EPFL gets its first fast-charging station for electric vehicles
A team of EPFL engineers, in association with local businesses and authorities, are testing novel algorithms for the deployment of greener EV fast-charging stations.
Electric cars can be great – except when you’re short on time to charge them. Fast-charging stations partially address this issue but doing so with renewable electricity and without stressing the grid is a challenging task. Thanks to technologies being developed at EPFL’s Distributed Electrical Systems Laboratory (DESL) and, its spin-off GridSteer, you’ll soon be able to charge your car fast and on a greener way. A new fast-charging station is installed on EPFL’s Lausanne campus, in collaboration with the EV charging stations operator GOFAST, with both station’s charging slots open to the public. The main idea behind the station is to try out an innovative solution being developed at DESL and GridSteer and investigate new business models for electrifying Switzerland’s transportation sector. Once those solutions are validated at the EPFL, activities will be moved to a larger demonstration site in Aigle joining forces with the local utility company Romande Energie and the Community of Aigle.
While fast-charging stations have the obvious advantage of cutting the time needed to power up an electric vehicle (EV) to just half an hour instead of about 8 hours, they also put a lot of pressure on power grids. Charging an EV on this type of 150 kW station draws the same amount of power as all household appliances in 300 apartments running simultaneously. If people across a city were to regularly plug in and unplug their EVs from these types of stations, that would cause huge swings in the load on the power grid.

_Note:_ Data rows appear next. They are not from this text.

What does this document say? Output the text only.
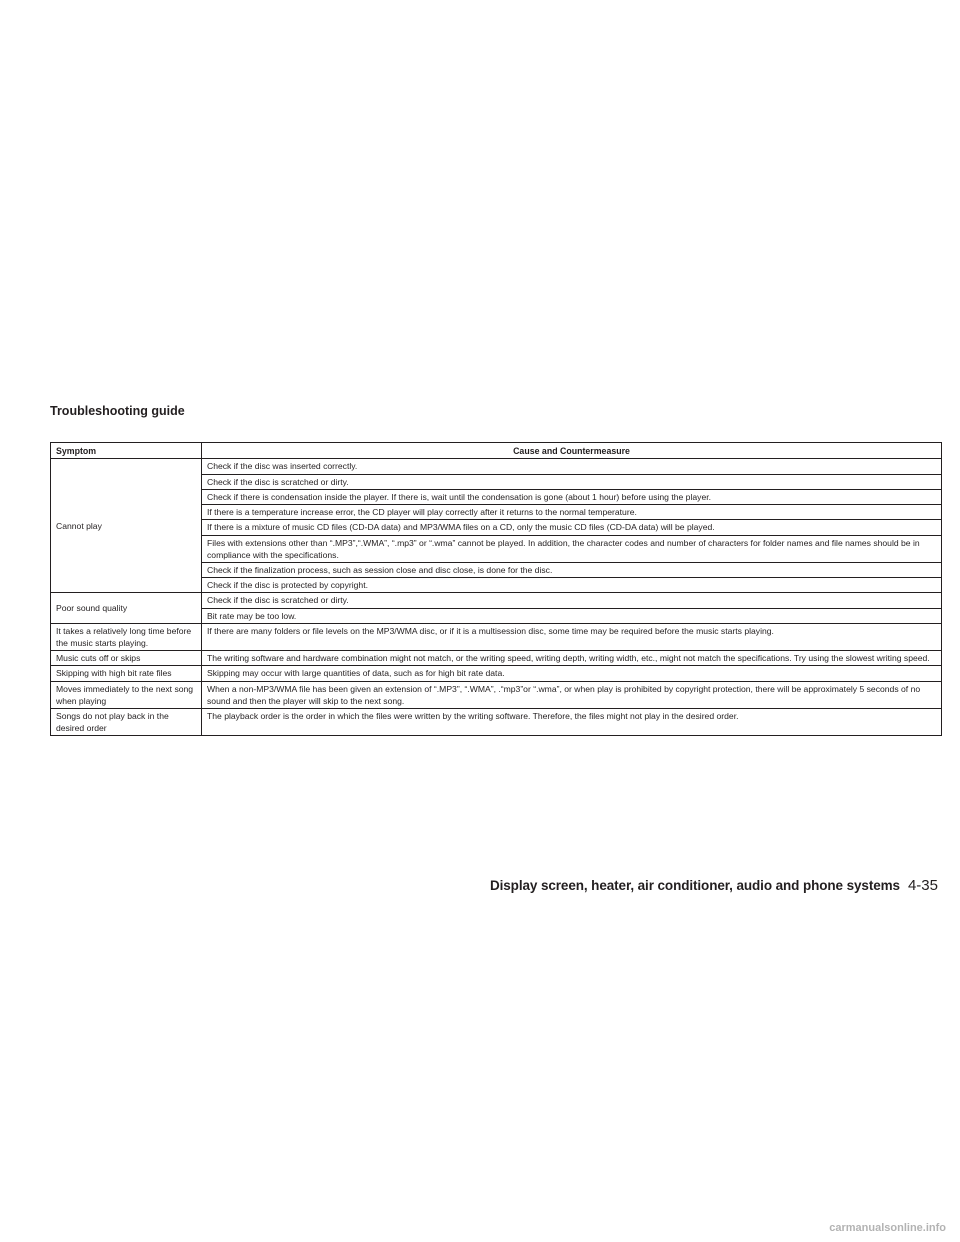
Troubleshooting guide
Symptom	Cause and Countermeasure
Cannot play	Check if the disc was inserted correctly.
	Check if the disc is scratched or dirty.
	Check if there is condensation inside the player. If there is, wait until the condensation is gone (about 1 hour) before using the player.
	If there is a temperature increase error, the CD player will play correctly after it returns to the normal temperature.
	If there is a mixture of music CD files (CD-DA data) and MP3/WMA files on a CD, only the music CD files (CD-DA data) will be played.
	Files with extensions other than “.MP3”,“.WMA”, “.mp3” or “.wma” cannot be played. In addition, the character codes and number of characters for folder names and file names should be in compliance with the specifications.
	Check if the finalization process, such as session close and disc close, is done for the disc.
	Check if the disc is protected by copyright.
Poor sound quality	Check if the disc is scratched or dirty.
	Bit rate may be too low.
It takes a relatively long time before the music starts playing.	If there are many folders or file levels on the MP3/WMA disc, or if it is a multisession disc, some time may be required before the music starts playing.
Music cuts off or skips	The writing software and hardware combination might not match, or the writing speed, writing depth, writing width, etc., might not match the specifications. Try using the slowest writing speed.
Skipping with high bit rate files	Skipping may occur with large quantities of data, such as for high bit rate data.
Moves immediately to the next song when playing	When a non-MP3/WMA file has been given an extension of “.MP3”, “.WMA”, .“mp3”or “.wma”, or when play is prohibited by copyright protection, there will be approximately 5 seconds of no sound and then the player will skip to the next song.
Songs do not play back in the desired order	The playback order is the order in which the files were written by the writing software. Therefore, the files might not play in the desired order.
Display screen, heater, air conditioner, audio and phone systems 4-35
carmanualsonline.info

What’s more, demand for electricity already looks set to increase in Switzerland because of the shift from combustion engines to EVs, affecting a power grid already challenged by the shift from fossil fuels to renewable energy. Power grids must be able to keep pace with this evolution in the transportation and power sector if Switzerland is to meet its energy and climate targets.
Interactive screen
In an effort to smooth the load on power grids and help operators efficiently manage fluctuations in supply and demand, DESL and GridSteer engineers are conducting research that pools their skills in three directions: day-ahead power generation and demand forecast, day-ahead planning, and real-time control for power grids incorporating renewable energy and fast charging stations. The project is being led by DESL head Mario Paolone and supported by the Swiss Federal Office of Energy through its Pilot, and Demonstration program.
EPFL’s fast-charging station includes an interactive screen where users will soon be able to select how they’d like to charge their cars – either quickly or by favoring a more ecological and local electricity. Engineers will enhance this station with optimization control algorithms that are able to fulfill simultaneously more than one objective. For instance, industrial prosumers might be interested in managing local energy sources efficiently, improving the use of self-generated power, reducing the peak load on the grid, controlling local grid voltages, and/or managing congestion on power lines. Grid operators might be also interested in regulating primary versus secondary distribution, and/or providing reactive power support to the upstream power grid.
A second station in Aigle
The project team plans to build another GOFAST fast charging station in Aigle in January 2022. These stations will be connected to a feeder hosting not just solar power, like the one at EPFL’s Lausanne campus, but also hydropower available in the region. It will consist of eight charging slots with four chargers in total as well as a high-capacity battery energy storage system of 2.5 MWh.
The pilot tests of these fast-charging stations are being conducted as part of a larger EU-funded project called Multi Energy Storage Hub For Utility (MESH4U), which is being run by a consortium of businesses and universities from Poland, Germany, Switzerland and Italy. The goal is to develop next-generation systems that incorporate different kinds of energy-storage technology. MESH4U engineers will create planning and operating algorithms for multi-energy storage systems, which are replicable and scalable and allow for dynamic, flexible and safe control. By enabling the technology developed under MESH4U to be applied to a wider variety of systems and uses, the algorithms will be helpful for grid operators as well as energy producers and consumers.